Samet: Demir, neyin var lan?
Huu, sana diyorum!
Oğlum yaşadığına dair bi işaret ver.

Kafama bir tane tokat yiyince kendime geldim.

Demir : Gevurun tehumu ne vuruyon?!

Samet: Bi yaşam belirtisi alsaydım eğer vurmazdım. Neyin var böyle?

Demir: Gitti...
Boş boğazlığım yüzünden gitti.
Hediyesini de aldı gitti.

Samet: Kim?

Demir: Oğuz...

Samet: Ov... Ne boş boğazlığı yaptın peki?

Demir: Çakma bozkurt dedim... O, okulda siyasetten nefret eder ama ben açık açık ülkü ocağına gittiğini belirttim.

Samet: Neden bu kadar saklıyor? Herkesin görüşü kendine, kimse bir sikim demez.

Demir : O parti tutmuyor. "Hepsi kendi çıkarları için orada, halkı düşünen olmaz. Kim gelirse gelsin, halk için çalışmak yerine kendileri için çalışır." diye düşünüyor. Haklı... Adamlar bi askeri ücrete veya emekliye %3 zam yapsa, 100 katı başka şeylere zam yapıyorlar. Sigara bile 20 TL oldu. Eskiden defacto ucuzdu, şimdi uyduruk bir tişörtü bile 50-60 TL'den başlıyor. Faturaları söylemiyorum bile!

Samet: Eee neden gidiyor o zaman? Salak mı bu çocuk?

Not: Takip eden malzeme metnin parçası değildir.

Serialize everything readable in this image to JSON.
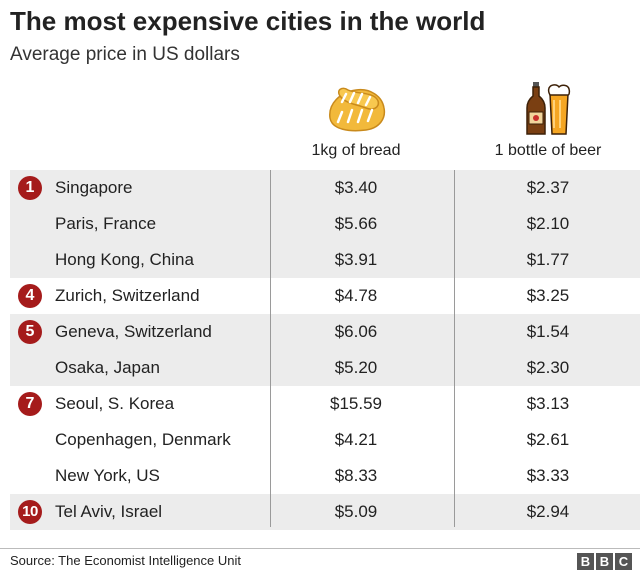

Demir : Yeni şeyler öğrenmeyi seviyor. Oradaki insanlar ile konuşup kendine yeni bilgiler öğreniyor. Kitaplar kesmiyor onu, konuşarak bilgi aktarımını istiyor.

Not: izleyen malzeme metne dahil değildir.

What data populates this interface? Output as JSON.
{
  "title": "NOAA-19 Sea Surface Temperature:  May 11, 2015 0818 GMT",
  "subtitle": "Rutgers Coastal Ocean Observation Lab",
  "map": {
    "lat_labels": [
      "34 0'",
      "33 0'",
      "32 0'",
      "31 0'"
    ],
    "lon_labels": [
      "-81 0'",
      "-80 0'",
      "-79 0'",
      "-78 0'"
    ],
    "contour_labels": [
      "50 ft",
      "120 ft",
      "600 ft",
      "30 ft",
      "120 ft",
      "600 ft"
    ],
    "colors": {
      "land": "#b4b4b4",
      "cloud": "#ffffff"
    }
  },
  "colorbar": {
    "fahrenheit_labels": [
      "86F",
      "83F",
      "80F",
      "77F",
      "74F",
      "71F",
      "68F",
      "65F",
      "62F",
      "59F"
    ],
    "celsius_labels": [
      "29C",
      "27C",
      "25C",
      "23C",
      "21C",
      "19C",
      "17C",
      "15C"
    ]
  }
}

Samet: Nerede gariplik orada sen, baksana en manyak adama aşık olmuşsun.

Demir: Manyak ama benim yanımda değil. O sadece... Zamanını bizim gibi boş geçirmeyi sevmiyor. Bir iş bulamazsa yazları gidiyor kurslara.

Oturduğum yerden sağa dönüp devam ettim.

Geçen yaz da gidecek kurs bulamadığı için de ülkü ocağına kayıt oldu. Ya onun sabah kalktığından akşam yatarken ne yaptığına kadar biliyorum.

Samet: Sen baya aşıksın bu çocuğa, baksana gizli sapık gibi her haltını biliyorsun. Ama evdeki halini nasıl biliyorsun lan?

Demir: Annesi... Bak sabah kalktığında sol tarafına dönük ise günü güzel geçiyor, sağ tarafa dönük, sırtı duvara dönükse o gün kalktığı an sinir küpü olup bağırıp çağırıyor. Yüz üstü yatar hep, çok döner geceleri, bebekken de öyleymiş. Sabah kahvaltısında vişne reçeli yemeden kalkmaz, bir kaşıkta olsa yemesi gerek. Yoksa tüm gün tatlı aşeren hamile kadınlar gibi dolanıyor. İstediği kadar çikolata yesin, kesmiyor. Kendini buna alıştırmış. Hayvanları çok seviyor ama dokunamıyor onlara, fobisi var. O haliyle böcek ve kelebeklerden korkuyor biliyor musun? Kim inanır buna? En favorisi yoktur, ne film de ne şarkıda. Kulağına hoş gelen her şarkıyı dinler, her filmi izlemez ama. Ve film izlerken spoi almayı, ya da yanındaki ile filmi izlerken bir yandan tartışmayı sever...

Annesinin dizine yatıp saçının okşanmasından aşırı keyif alır. O yüzden sevdiği insan saçlarının okşanmasını ister hep.

Samet: Oğlum... Bu nasıl sevmek lan? Tc'sini sorsam onu da dersin sen. Sapık mısın amına koyım?! Bu sevmek değil,takıntı.

Demir: Sevdiğin de herşeyin bilinmesini ister insan, ben de ona önceden araştırdım. Az buçuk yaren'in de yararı dokundu, onun sayesinde öğrendim bazı şeyleri.

Samet: Vay aq, oğlum bu sana fazla, yeminle vazgeç. Sapık gibi araştırıyor bir de. Biri bana, beni anlatsa, uzaklaştırma kararı alırdım.

Demir: Acıma ortak olmayacaksan git abicim, zorla tutmuyorum seni.

Samet kafama vurup sarıldı.

Samet: Eşek, nasıl bırakayım ben kankimi bu vaziyette.

Demir: Ne ara kanki olduk biz?

Samet: Geçen kütüphanede, şimdi bana kendini açtığında da kesinleşti.

Demir: Vay be, eyvallah. Hadi git dersine, geç kalma.

Samet: Teneffüse 10 dakika var. Ama yalnız kalıp düşün biraz.

Diyip çıktı, iyi çocuk ama eli ağır şerefsizin.